Na Europa, muitos se familiarizaram com Ahura Mazda e seu profeta Zoroastro por meio do romance filosófico do século 19, Assim falou Zaratustra, de Friedrich Nietzsche. É um trabalho filosófico que se concentra nos conceitos de ubermensch, a vontade de poder e a recorrência eterna.

Ahura Mazda também apareceu em quadrinhos, incluindo Mulher Maravilha e Dawn: Lucifer’s Halo, de Joseph Michael Linsner. Ele também é a inspiração por trás da lenda de Azor Ahai em As Crônicas de Gelo e Fogo de George R.R. Martin, que mais tarde foi adaptada para a série Game of Thrones.

Perguntas e Respostas Sobre Ahura Mazda

Ahura Mazda é uma figura masculina?

Ahura Mazda é simbolizado por uma figura masculina.
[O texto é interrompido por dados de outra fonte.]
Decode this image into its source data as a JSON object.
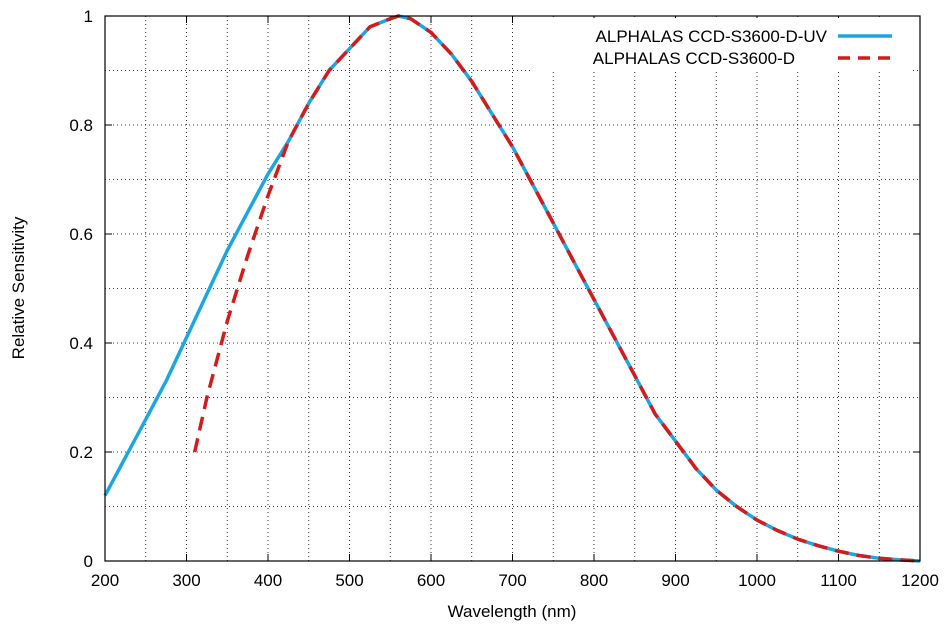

Ele é tipicamente retratado em pé ou a cavalo de maneira digna.

Quem é o oposto de Ahura Mazda?

Angra Mainiu é o espírito destrutivo, a força do mal que luta contra Ahura Mazda, que representa a luz e a bondade.

Ahura Mazda é o deus de que?

Ele é o criador do universo, a fonte de tudo o que é bom e alegre, e um ser compassivo, gentil e justo.

Mazda tem o nome de Ahura Mazda?

Sim, a empresa confirmou que o nome foi inspirado na antiga divindade persa. No entanto, alguns também disseram que foi inspirado pelo fundador Matsuda.

Resumindo

Ahura Mazda é o deus supremo do Zoroastrismo, que se tornou a religião oficial da Pérsia. Ele era o deus reverenciado dos reis aquemênidas, especialmente Dario I e Xerxes I. No entanto, a invasão muçulmana levou ao declínio da religião no Irã e muitos zoroastrianos fugiram para a Índia. Hoje, Ahura Mazda permanece significativo para os zoroastristas modernos, tornando-se uma das religiões mais antigas ainda existentes.